AI Browser for Recruiting Agencies: Partnership Research
How recruiting agencies run partnership research in Strawberry. Surfaces, signals, real output, and tradeoffs for recruiting agencies.
This guide is for recruiting agencies that run partnership research. It names the surfaces a recruiting agency typically uses, where the friction sits, and how an AI browser like Strawberry runs the workflow without forcing the team to learn a new stack.
How recruiting agencies approach partnership research
A recruiting agency runs this work in a specific way: source, screen, and place candidates against client briefs across multiple companies in parallel. The current pain is concrete - sourcing is repeatable but tedious; client communication and candidate cycles run in parallel; fees depend on close rate. The reason an AI browser helps here is that recruiting agencies already touch many surfaces (LinkedIn Recruiter, Greenhouse or Ashby ATS, Gmail, Google Sheets, Notion), and the bottleneck is the human moving data and context between them.

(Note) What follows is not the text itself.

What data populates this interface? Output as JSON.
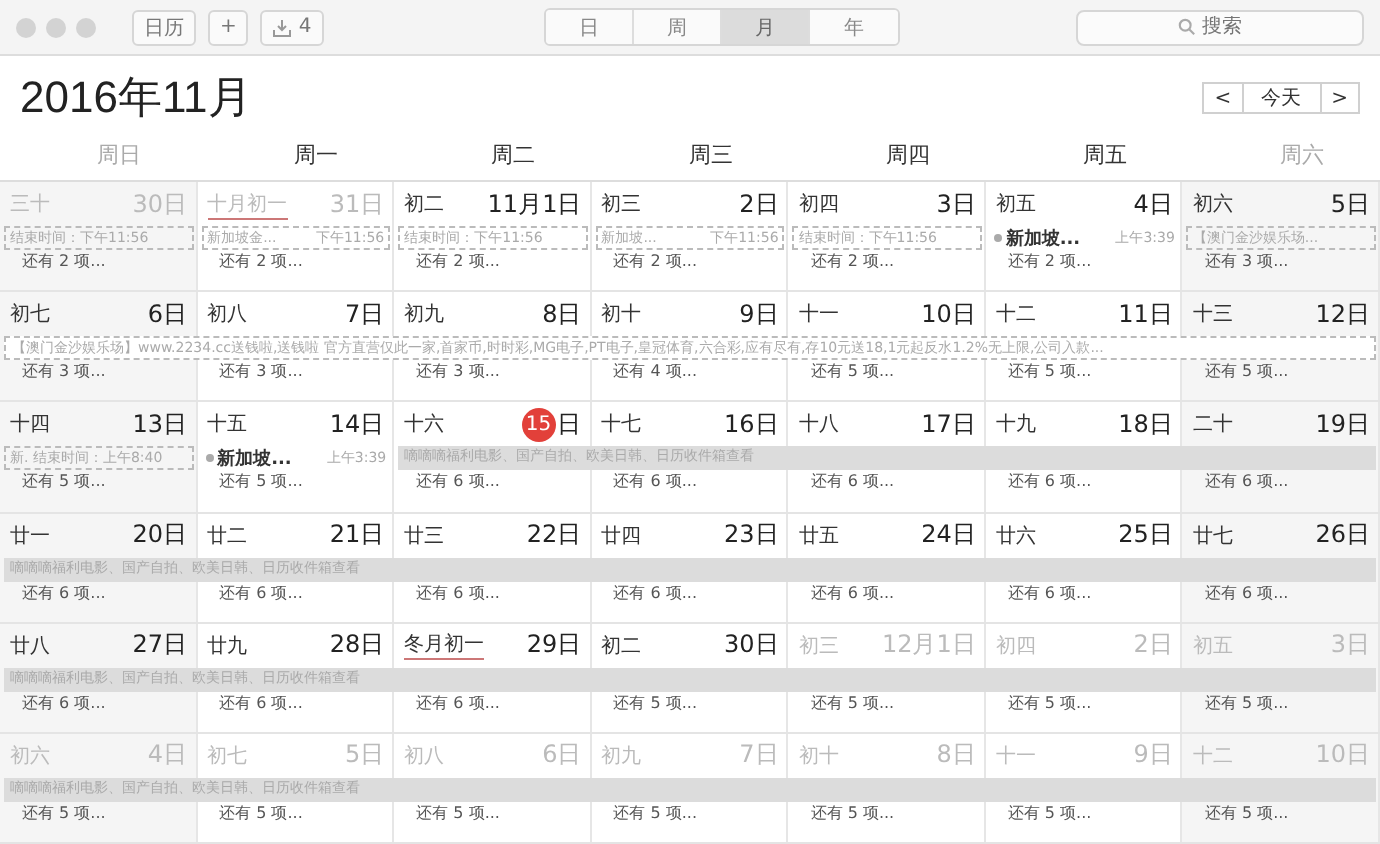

What a good partnership research run looks like for recruiting agencies
The goal is to decide if a partnership is worth pursuing and prepare a specific first conversation. Success metric: first meeting booked within 14 days, clear next step at the end of that meeting. In an industry context that means: longlist to shortlist in a week, with personalised first messages and clean status tracking per client.
Buying signals partnership research should react to
The signals that should trigger partnership research for a recruiting agency include: client raised funding, client posted a senior role, client opened a new geo. Strawberry watches the public web (LinkedIn, news, job boards, the company's own site) for these and pairs them with whatever lives in the team's existing tools.
How Strawberry runs partnership research for recruiting agencies
- Connect the existing stack (Gmail, CRM, sheets, Slack, etc) so Strawberry can read in-place.
- Define one sentence of what 'done' looks like for partnership research in your specific recruiting agency setup.
- Ask Strawberry to read the relevant context, then research the gaps via the browser.
- Strawberry produces the partnership research output in the shape your team can use immediately.
- A human reviews before any external action (send, update, post) goes out.
- The approved output gets logged back into your system of record so the next person sees it.
A real partnership research output for recruiting agencies
This is an example of the shape, not your literal team's output - swap the specifics for your context:
- Partner: Kime (GEO platform)
- Fit thesis: their users (in-house marketers tracking AI-search visibility) need an AI browser to run the research workflows that produce the content Kime tracks
- Audience overlap: 30-40% based on Kime's customer list (Saxo, Superb, THEMAGIC5)
- Shape: mutual referral, 15% rev share, 18-month attribution
- First ask: a 30-min product demo from each side, decide if MCP integration is worth building
When this is right for recruiting agencies, and when it is not
This workflow is right when recruiting agencies have multiple recurring instances of partnership research to run each week, and when the existing stack is mostly online and connectable. It is the wrong fit when partnership research happens once a quarter or requires deep domain expertise the agent does not have. In that case, the recruiting agency should run it manually and capture the playbook for the next iteration.
Three mistakes to avoid
- Treating every integration as a partnership when it's just a checkbox
- No clear thesis so the first meeting is a generic 'let's see how we can help each other'
- Skipping audience overlap and pursuing partners whose users don't buy what you sell
Caveats
Strawberry holds back on sending email, updating CRM records, or changing shared systems until a human approves the action. Treat the agent as a fast first-draft author, not an autopilot.
Recruiting Agencies + Strawberry running partnership research
Stack
Typical recruiting agency surfaces: LinkedIn Recruiter, Greenhouse or Ashby ATS, Gmail.
Signals
Watch: client raised funding, client posted a senior role.
Compose
Synthesise into the partnership research shape.
Human
Approve before external actions; log to system of record.
FAQ
Does this work for small recruiting agencies?
Yes - the workflow scales down to a 2-person recruiting agency. The smaller the team, the more leverage an AI browser provides because the same person owns multiple surfaces.
Which tools do recruiting agencies need to connect?
The most common stack: LinkedIn Recruiter, Greenhouse or Ashby ATS, Gmail, Google Sheets, Notion. The browser handles everything else without setup.
What is the biggest mistake to avoid?
Treating every integration as a partnership when it's just a checkbox.